LoboTV
Baseball Outlook: Pitching
Courtesy: New Mexico Athletics  
Release:  01/09/2004
Courtesy: New Mexico Athletics

Jan. 9, 2004

Each week before the start of the baseball season, GoLobos.com will provide an in-depth look at the different aspects of this year's team, including pitching, catching, infield, outfield, schedule and overall outlook. This week, the Lobo pitching staff is previewed. The Lobos begin practice Friday, Jan. 16 in preparation for their home opener at Isotopes Park Feb. 20.

LOBO PITCHING STAFF

The pitching staff is almost a complete overhaul of last year's team, with only two letterwinners returning. However, the Lobos add six hurlers with junior college experience along with four freshmen. In addition, five pitchers on the staff are left-handed.

"In the fall, we really developed our pitching depth and got a good feel for what each pitcher can contribute, which was a big positive," Alday said.

The weekend rotation is minus James Vermilyea, who was drafted last June in the ninth round, but is stronger and deeper overall. After fall practice, Cooper Eddy, Petr Pacas and Darren Coltrinari are slated to be the three weekend starters.

Eddy, a junior, transferred to UNM after one year at Iowa Western Community College and Tennessee Tech. He throws in the low 90's, possesses a good curveball and straight change, and is learning how to control his cut-fastball.

"Cooper is looking pretty good," said Alday. "He's a complete guy, and has a chance to get drafted this year. He also holds runners and fields his position well. We're expecting good things from him this season."

Pacas is also a junior college transfer after pitching two seasons for Porterville College in California.

"Petr is a competitor, a bulldog - he'll go right after the hitter," coach said. "He has good location with his pitches and throws in the upper 80's. He has a good changeup, and his split-finger is one of his better pitches."

Coltrinari started eight games in the conference and 10 overall last season. The sophomore was third on the team with over 70 innings on the mound his freshman season and collected three wins along with 37 strikeouts.

"Darren's another pitcher that will go right after the hitter, a bulldog just like our other two starters," Alday said. "He does need to develop a little more consistency with his curveball and changeup, but he will definitely keep us in the game when he's on the mound."

While the starting rotation is set heading into the season, it could see some changes throughout the spring. Two transfers who had solid fall seasons - Jason Fernandez and Karsten Gaarder - will be the primary middle relievers and weekday starters, but could possibly see time as weekend starters as well.

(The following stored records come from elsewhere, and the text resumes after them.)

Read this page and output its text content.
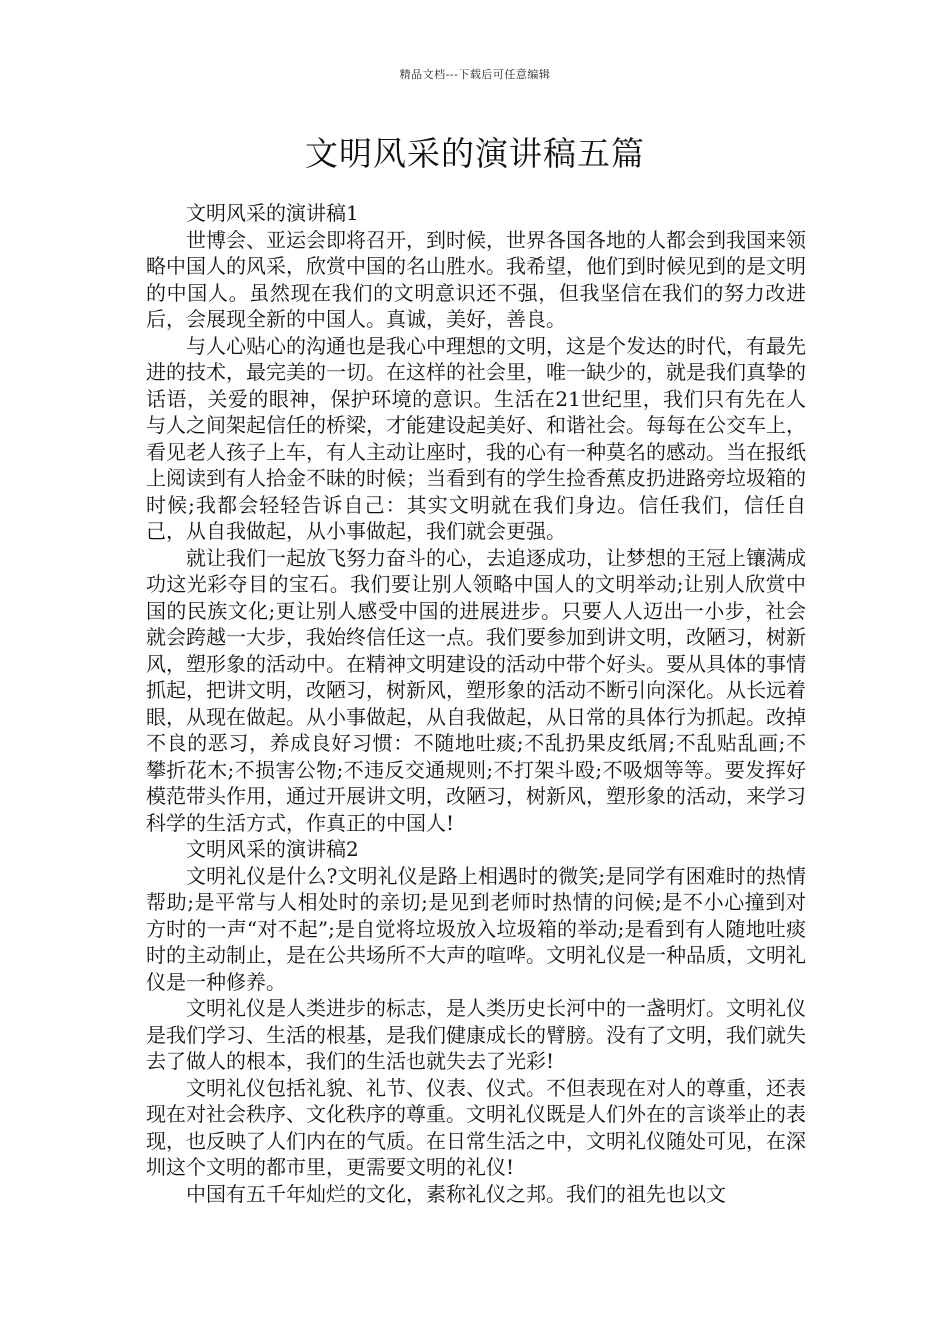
精品文档---下载后可任意编辑
文明风采的演讲稿五篇

文明风采的演讲稿1

世博会、亚运会即将召开，到时候，世界各国各地的人都会到我国来领略中国人的风采，欣赏中国的名山胜水。我希望，他们到时候见到的是文明的中国人。虽然现在我们的文明意识还不强，但我坚信在我们的努力改进后，会展现全新的中国人。真诚，美好，善良。

与人心贴心的沟通也是我心中理想的文明，这是个发达的时代，有最先进的技术，最完美的一切。在这样的社会里，唯一缺少的，就是我们真挚的话语，关爱的眼神，保护环境的意识。生活在21世纪里，我们只有先在人与人之间架起信任的桥梁，才能建设起美好、和谐社会。每每在公交车上，看见老人孩子上车，有人主动让座时，我的心有一种莫名的感动。当在报纸上阅读到有人拾金不昧的时候；当看到有的学生捡香蕉皮扔进路旁垃圾箱的时候;我都会轻轻告诉自己：其实文明就在我们身边。信任我们，信任自己，从自我做起，从小事做起，我们就会更强。

就让我们一起放飞努力奋斗的心，去追逐成功，让梦想的王冠上镶满成功这光彩夺目的宝石。我们要让别人领略中国人的文明举动;让别人欣赏中国的民族文化;更让别人感受中国的进展进步。只要人人迈出一小步，社会就会跨越一大步，我始终信任这一点。我们要参加到讲文明，改陋习，树新风，塑形象的活动中。在精神文明建设的活动中带个好头。要从具体的事情抓起，把讲文明，改陋习，树新风，塑形象的活动不断引向深化。从长远着眼，从现在做起。从小事做起，从自我做起，从日常的具体行为抓起。改掉不良的恶习，养成良好习惯：不随地吐痰;不乱扔果皮纸屑;不乱贴乱画;不攀折花木;不损害公物;不违反交通规则;不打架斗殴;不吸烟等等。要发挥好模范带头作用，通过开展讲文明，改陋习，树新风，塑形象的活动，来学习科学的生活方式，作真正的中国人!

文明风采的演讲稿2

文明礼仪是什么?文明礼仪是路上相遇时的微笑;是同学有困难时的热情帮助;是平常与人相处时的亲切;是见到老师时热情的问候;是不小心撞到对方时的一声“对不起”;是自觉将垃圾放入垃圾箱的举动;是看到有人随地吐痰时的主动制止，是在公共场所不大声的喧哗。文明礼仪是一种品质，文明礼仪是一种修养。

文明礼仪是人类进步的标志，是人类历史长河中的一盏明灯。文明礼仪是我们学习、生活的根基，是我们健康成长的臂膀。没有了文明，我们就失去了做人的根本，我们的生活也就失去了光彩!

文明礼仪包括礼貌、礼节、仪表、仪式。不但表现在对人的尊重，还表现在对社会秩序、文化秩序的尊重。文明礼仪既是人们外在的言谈举止的表现，也反映了人们内在的气质。在日常生活之中，文明礼仪随处可见，在深圳这个文明的都市里，更需要文明的礼仪!

中国有五千年灿烂的文化，素称礼仪之邦。我们的祖先也以文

The staff has an influx of lefties this season with five southpaws on the roster. Senior Joe Salas, the team's primary designated hitter, will be the closer after notching four saves and striking out 27 batters in 24.1 innings last season. Freshman Jackie Smith impressed the coaching staff in the fall and will have the opportunity to make several appearances. Fellow freshman Danny Ray Herrera has effective off-speed pitches and will look to slow the bats of opponents, while junior Mike Smith will be used as a situational reliever. Junior Lucas Smith, a transfer from Vernon America College, did not pitch in the fall due to an injury and is still questionable for the spring.

Right-handers Chris Dabbs (freshman), Jesse Kibler (freshman) and Kevin Letz (junior) will also log innings out of the bullpen this season.

"The one thing I like is that this is probably the most depth pitching-wise I've had since I've been here," said Alday. "We've always had one or two strong guys, but it tailed off from there. So far, we've been pretty consistent with our ball-strike ratio and staying ahead of the hitters.

"A lot of our pitchers will only pitch for an inning or less," coach continued. "As a staff, we told them not to look at how many innings you pitch, but how many appearances you make."

One of the many challenges facing the pitching staff is the mile-high altitude of Albuquerque, a factor commonly known to benefit hitters.

"The pitchers really worry about that," said Alday. "We try and tell them not to worry about their ERA and solo home runs - you can't control those things. But the things you can control are first-pitch strikes, changing speeds, walks and getting ground balls."